Having made boxty crepes and boxty blinis during my Irish week, I wanted to turn the basic mixture of grated potato, mashed potato and flour to a different use. I therefore decided to make boxty dumplings, AKA boiled boxty.
The recipes I saw made me think of gnocci, but sounded a little… well… boring. I gather the traditional way, as detailed by Radio Ulster, involves simply frying the dumplings in butter. Another recipe I saw on CatholicCulture.org calls for a “sweet sauce,” which to me sounds unpleasant. So I decided to do an Irish-Italian fusion dish and serve my boiled boxty with tomato sauce. It turned out to be a good decision. My dumplings turned out chewy and indeed gnocci-like, and my kids loved them with the tomato sauce.
Boxty dumplings (boiled boxty) with tomato sauce
Serves 3-4 as a main, 6-8 as a side. Vegan if you leave off the Parmesan as garnish.
For the dumplings
- 1 cup grated raw potato, well wrung out (see instruction 1)
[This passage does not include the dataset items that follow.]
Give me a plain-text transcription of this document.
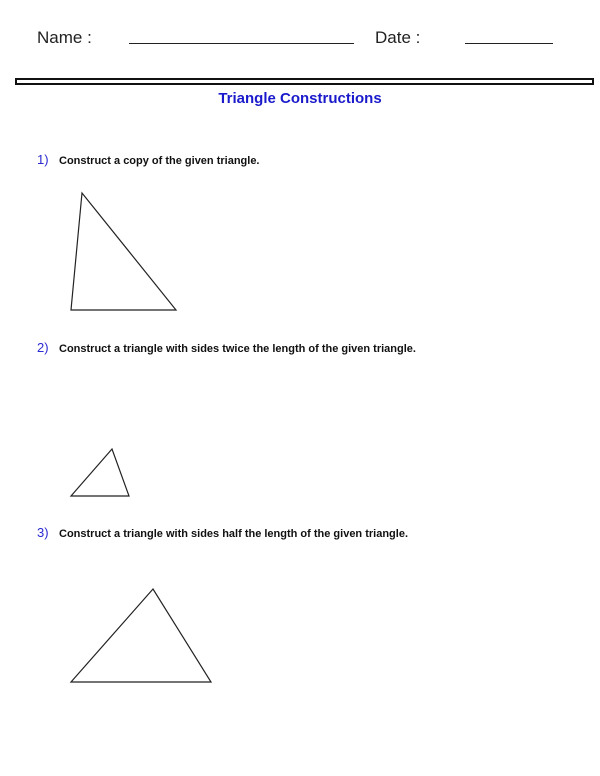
Name :	Date :
Triangle Constructions
1) Construct a copy of the given triangle.
2) Construct a triangle with sides twice the length of the given triangle.
3) Construct a triangle with sides half the length of the given triangle.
- 2 cups leftover mashed potato
- 1 1/2 cups gluten-free flour mix (I used Dove’s Farm plain white flour), plus extra for rolling out dumplings
- 1/2-1 teaspoon salt
- 1 teaspoon xanthan gum
- A little olive oil to prevent sticking
For the sauce
- 1 can/jar/carton chopped tomatoes
- 1 can/jar/carton passata/sieved tomatoes
- Generous handful chopped fresh parsley (plus extra to serve, optional)
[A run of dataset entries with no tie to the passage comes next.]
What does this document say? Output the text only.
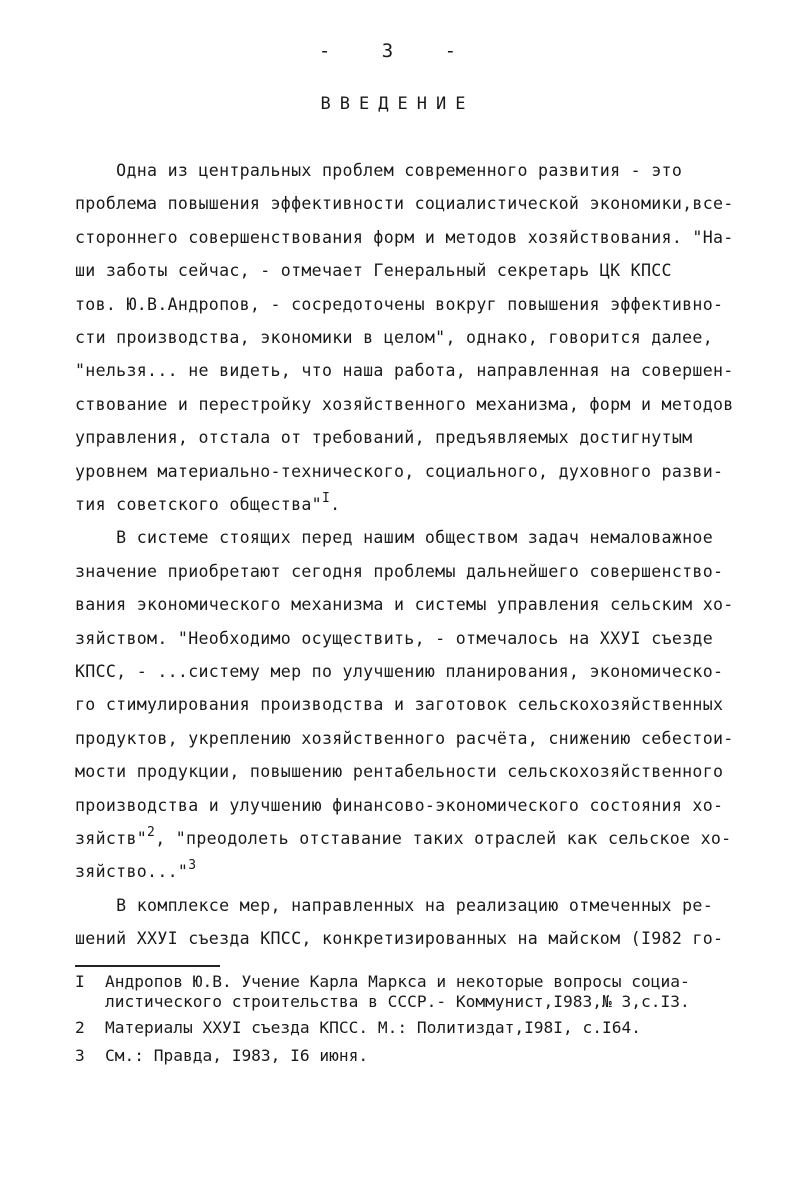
- 3 -
ВВЕДЕНИЕ
Одна из центральных проблем современного развития - это
проблема повышения эффективности социалистической экономики,все-
стороннего совершенствования форм и методов хозяйствования. "На-
ши заботы сейчас, - отмечает Генеральный секретарь ЦК КПСС
тов. Ю.В.Андропов, - сосредоточены вокруг повышения эффективно-
сти производства, экономики в целом", однако, говорится далее,
"нельзя... не видеть, что наша работа, направленная на совершен-
ствование и перестройку хозяйственного механизма, форм и методов
управления, отстала от требований, предъявляемых достигнутым
уровнем материально-технического, социального, духовного разви-
тия советского общества"$^I$.
В системе стоящих перед нашим обществом задач немаловажное
значение приобретают сегодня проблемы дальнейшего совершенство-
вания экономического механизма и системы управления сельским хо-
зяйством. "Необходимо осуществить, - отмечалось на XXУI съезде
КПСС, - ...систему мер по улучшению планирования, экономическо-
го стимулирования производства и заготовок сельскохозяйственных
продуктов, укреплению хозяйственного расчёта, снижению себестои-
мости продукции, повышению рентабельности сельскохозяйственного
производства и улучшению финансово-экономического состояния хо-
зяйств"$^2$, "преодолеть отставание таких отраслей как сельское хо-
зяйство..."$^3$
В комплексе мер, направленных на реализацию отмеченных ре-
шений XXУI съезда КПСС, конкретизированных на майском (I982 го-
I Андропов Ю.В. Учение Карла Маркса и некоторые вопросы социа-
листического строительства в СССР.- Коммунист,I983,№ 3,с.I3.
2 Материалы XXУI съезда КПСС. М.: Политиздат,I98I, с.I64.
3 См.: Правда, I983, I6 июня.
- Generous handful chopped fresh chives
- 1 tablespoon Italian seasoning
- 1 tablespoon sugar
- 1 tablespoon balsamic vinegar or wine vinegar (red or white)
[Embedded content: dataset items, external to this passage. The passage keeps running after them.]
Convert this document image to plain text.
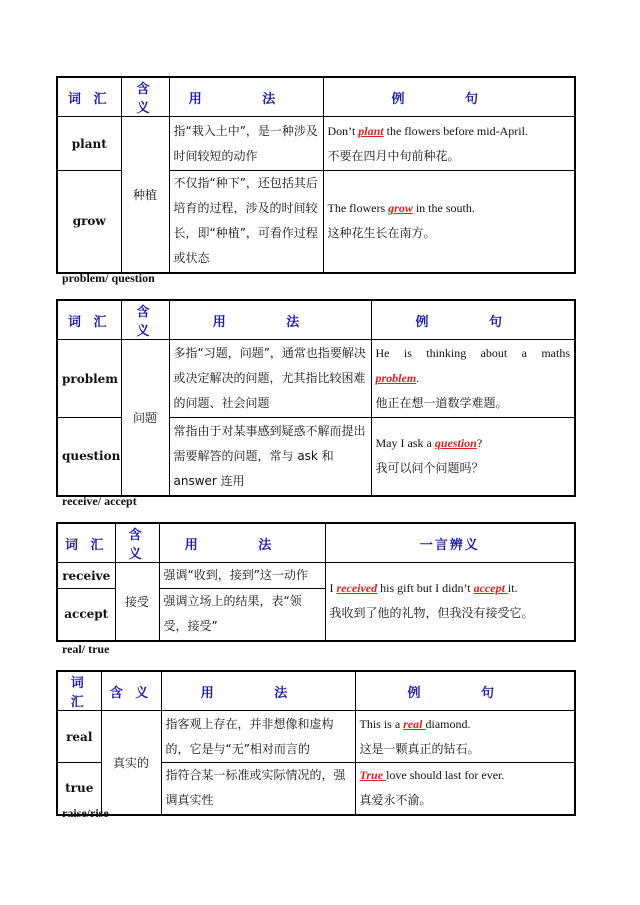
词 汇	含 义	用 法	例 句
plant	种植	指“栽入土中”，是一种涉及时间较短的动作	Don’t plant the flowers before mid-April.
不要在四月中旬前种花。
grow		不仅指“种下”，还包括其后培育的过程，涉及的时间较长，即“种植”，可看作过程或状态	The flowers grow in the south.
这种花生长在南方。
problem/ question
词 汇	含 义	用 法	例 句
problem	问题	多指“习题，问题”，通常也指要解决或决定解决的问题，尤其指比较困难的问题、社会问题	He is thinking about a maths
problem.
他正在想一道数学难题。
question		常指由于对某事感到疑惑不解而提出需要解答的问题，常与 ask 和 answer 连用	May I ask a question?
我可以问个问题吗？
receive/ accept
词 汇	含 义	用 法	一言辨义
receive	接受	强调“收到，接到”这一动作	I received his gift but I didn’t accept it.
我收到了他的礼物，但我没有接受它。
accept		强调立场上的结果，表“领受，接受”	
real/ true
词 汇	含 义	用 法	例 句
real	真实的	指客观上存在，并非想像和虚构的，它是与“无”相对而言的	This is a real diamond.
这是一颗真正的钻石。
true		指符合某一标准或实际情况的，强调真实性	True love should last for ever.
真爱永不渝。
raise/rise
- 1 teaspoon paprika, preferably smoked (or hot if you want it spicy)
- Salt and pepper to taste
- Freshly grated Parmesan cheese, optional, to serve
- Freshly ground pepper, optional, to serve
- Grate a raw potato (I left the skin on for extra fibre) and wring out well in a clean tea towel. (For more details, see my boxty pancakes recipe).
- In a large bowl, mix together the mashed potato, grated potato, gluten-free flour, xanthan gum and salt. Knead until you get a smooth-ish dough with a texture akin to bread or pizza dough.
- If you want to be traditional about it, make small balls. If you’re lazier, like me, divide the dough into four or five pieces and roll it out on a well-floured board until you get a snakelike shape about 2 cm to 1 inch in diameter. (If I understand correctly, this is how the rather well-known Dublin restaurant Gallagher’s Boxty House does it.) Cut into pieces about 1 cm to 1/2 inch wide.
- Boil in salted water for about 10 minutes, until dumplings are cooked and float to the surface. Drain and toss in a little olive oil so the dumplings don’t stick together too much.
- Meanwhile, make tomato sauce in a separate pot by mixing together all sauce ingredients except fresh herbs. Bring to the boil, then simmer until slightly thickened. Remove from heat and immediately stir in fresh herbs.
- Serve dumplings with tomato sauce, grated Parmesan cheese, black pepper, and parsley to garnish (optional).